A psicologia nos ensina que todo ladrão mente e quase todo mentiroso rouba. Quando rouba, o larápio não busca apenas um objeto, pois o que o move é apropriar-se das qualidades da pessoa lesada. É como o Tupinambá em seu festim canibalístico que, ao devorar seu inimigo, imaginava adquirir suas qualidades, sorte e bravura.
Assim, o malfeitor se engrandece com a imaterialidade do objeto furtado, pois são as qualidades do dono que ele busca em seus bens. Trata-se de uma atuação mágica, primitiva. Por outro lado, ninguém consegue impedir o larápio de mentir porque, quando o faz, ele rouba do outro a sua percepção da realidade, a sua consciência. É a mesma compulsão.
Podemos dizer então que, nas carências da alma, estão as motivações do roubo e da mentira, das quais resultam sentimentos de grandeza e onipotência no íntimo de seus praticantes.
Como diriam nossos adolescentes, ao enganar e furtar, o pobre de espírito “se acha”, sentindo-se igual ou superior àqueles que lesa, engana. Sabe-se ainda que o “olho grande” marca sua alma. Por carregar nela um contínuo sentimento de menos-valia, a inveja o aflige diuturnamente. Assim, a riqueza material ou espiritual alheios o atormentam, mobilizando suas iras e ações para levar privação e dor ao outro: “se pouco tenho, você nada terá”, seria seu lema.
Creio que a “maldade” seja o chefe da quadrilha constituída pela mentira, o roubo e a inveja. A maldade se realiza no momento em que o algoz vê refletido nos olhos de sua vítima, a perplexidade, a frustração, o desconsolo e a impotência. Para aí chegar, a vítima foi seduzida, nela sendo alimentadas esperanças grandiosas, o mais das vezes justas, ainda que não realistas. Como uma fruta que apodrece em sua mão, ao vê-la frustrada e impotente, o maldoso deposita em sua presa toda a dor, frustração e impotência que traz na alma. Ou seja, a maldade que um dia o atingiu e mutilou. A mentira e o roubo são, pois, instrumentos da inveja e da maldade, para resultar num triunfo maligno, através da dor alheia.

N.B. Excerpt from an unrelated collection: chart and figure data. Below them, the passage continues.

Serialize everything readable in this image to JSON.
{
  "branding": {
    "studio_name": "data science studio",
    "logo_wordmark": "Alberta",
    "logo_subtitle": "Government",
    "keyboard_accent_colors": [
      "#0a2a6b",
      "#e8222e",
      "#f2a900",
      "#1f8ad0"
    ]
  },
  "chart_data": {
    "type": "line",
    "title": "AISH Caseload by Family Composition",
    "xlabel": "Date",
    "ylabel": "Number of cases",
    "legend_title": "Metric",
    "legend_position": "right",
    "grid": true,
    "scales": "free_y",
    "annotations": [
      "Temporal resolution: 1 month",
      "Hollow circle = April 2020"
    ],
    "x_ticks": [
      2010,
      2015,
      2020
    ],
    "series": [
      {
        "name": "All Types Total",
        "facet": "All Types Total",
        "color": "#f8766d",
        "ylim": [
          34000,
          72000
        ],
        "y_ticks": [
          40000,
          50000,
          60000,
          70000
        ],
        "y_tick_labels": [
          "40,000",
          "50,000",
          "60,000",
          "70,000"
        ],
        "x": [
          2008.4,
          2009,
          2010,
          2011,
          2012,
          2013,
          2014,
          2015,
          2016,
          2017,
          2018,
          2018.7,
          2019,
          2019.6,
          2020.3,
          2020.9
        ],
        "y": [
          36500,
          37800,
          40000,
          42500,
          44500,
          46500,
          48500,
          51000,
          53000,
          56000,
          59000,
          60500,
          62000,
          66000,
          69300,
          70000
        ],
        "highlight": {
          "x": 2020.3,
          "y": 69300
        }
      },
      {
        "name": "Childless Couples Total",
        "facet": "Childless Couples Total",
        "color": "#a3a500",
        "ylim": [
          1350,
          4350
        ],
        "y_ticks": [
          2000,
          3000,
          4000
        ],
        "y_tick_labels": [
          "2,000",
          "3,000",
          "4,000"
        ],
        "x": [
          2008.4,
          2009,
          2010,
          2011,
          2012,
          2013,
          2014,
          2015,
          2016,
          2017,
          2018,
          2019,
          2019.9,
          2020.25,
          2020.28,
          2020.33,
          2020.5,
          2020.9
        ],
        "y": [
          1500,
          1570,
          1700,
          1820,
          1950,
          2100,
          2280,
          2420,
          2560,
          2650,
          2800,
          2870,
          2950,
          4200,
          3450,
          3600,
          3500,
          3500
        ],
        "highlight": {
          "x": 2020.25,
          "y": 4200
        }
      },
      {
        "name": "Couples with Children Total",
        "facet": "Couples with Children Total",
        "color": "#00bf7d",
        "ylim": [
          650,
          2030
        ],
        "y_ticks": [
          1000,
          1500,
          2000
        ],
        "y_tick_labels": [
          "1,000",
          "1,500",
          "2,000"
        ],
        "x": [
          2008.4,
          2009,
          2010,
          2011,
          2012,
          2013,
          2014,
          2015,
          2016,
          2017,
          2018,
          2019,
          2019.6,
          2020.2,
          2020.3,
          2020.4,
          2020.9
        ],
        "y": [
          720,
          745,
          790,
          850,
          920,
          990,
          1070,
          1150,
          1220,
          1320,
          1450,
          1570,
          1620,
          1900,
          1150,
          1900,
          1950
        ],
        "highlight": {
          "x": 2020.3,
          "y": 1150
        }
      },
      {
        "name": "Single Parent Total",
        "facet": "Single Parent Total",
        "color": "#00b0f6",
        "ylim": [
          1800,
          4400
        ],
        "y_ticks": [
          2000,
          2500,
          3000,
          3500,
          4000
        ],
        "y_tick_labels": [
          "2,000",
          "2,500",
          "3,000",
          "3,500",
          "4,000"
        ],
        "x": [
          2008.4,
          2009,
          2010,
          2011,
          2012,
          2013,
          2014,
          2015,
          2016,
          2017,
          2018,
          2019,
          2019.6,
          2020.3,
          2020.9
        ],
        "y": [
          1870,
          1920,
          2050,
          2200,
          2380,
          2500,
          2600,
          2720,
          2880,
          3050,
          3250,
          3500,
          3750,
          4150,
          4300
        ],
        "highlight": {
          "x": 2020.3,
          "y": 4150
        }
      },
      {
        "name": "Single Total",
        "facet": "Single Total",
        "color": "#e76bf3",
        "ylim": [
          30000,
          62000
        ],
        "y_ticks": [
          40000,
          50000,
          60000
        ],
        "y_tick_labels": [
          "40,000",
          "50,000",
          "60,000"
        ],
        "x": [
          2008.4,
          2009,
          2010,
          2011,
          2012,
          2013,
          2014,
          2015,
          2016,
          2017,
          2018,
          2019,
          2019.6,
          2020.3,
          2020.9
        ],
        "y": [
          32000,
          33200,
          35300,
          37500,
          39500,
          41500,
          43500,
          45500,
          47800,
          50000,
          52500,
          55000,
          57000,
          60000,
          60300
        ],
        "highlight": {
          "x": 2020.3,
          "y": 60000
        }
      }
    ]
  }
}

A prática da maldade, caro leitor, pode ser individual, como a de um “serial killer”. Pode ainda ser coletiva, quando lideranças perversas iludem e frustram multidões, sem culpas ou vergonha de suas semeaduras de promessas vãs, das apropriações não contabilizadas e da teia de mentiras em que se enrola, gradativamente, quando sua lama vem à tona.
Toda essa cadeia de miséria humana, leitor, está escrita nos fatos políticos que se descortinam hoje, sob nosso olhar perplexo, na novela dos Mensalões&Mensalinhos, que assistimos.
Se roubar para corromper congressistas é um triunfo, leitor, evidencia-se ser “a glória”, encobrir as extorsões e as cumplicidades com o submundo da coisa pública ou privada. Ao optar pela cadeia de mentiras para ocultar o sol com uma peneira, aqueles pegos com a boca na botija mensaleira, agem como o glutão que não renuncia às bordas recheadas que coroam sua saborosa pizza.
Depois de os escândalos que viabilizaram a decepção e a dor coletivas, a mentira torna-se a jóia da coroa no exercício da onipotência e no triunfo da maldade! Àqueles que hoje envergonham a Nação com seu perverso gozo mensaleiro e mentiroso, resta-nos deixar-lhes a canção de Gonçalves Dias, em Y-Juca-Pirama: “Possas tu, isolado na terra/ Sem arrimo e sem pátria vagando/ Rejeitado da morte na guerra/ Rejeitado dos homens na paz,/ Ser das gentes o espectro execrado,/ Não encontres amor nas mulheres,/ Teus amigos se amigos tiveres/ Tenham alma inconstante e falaz!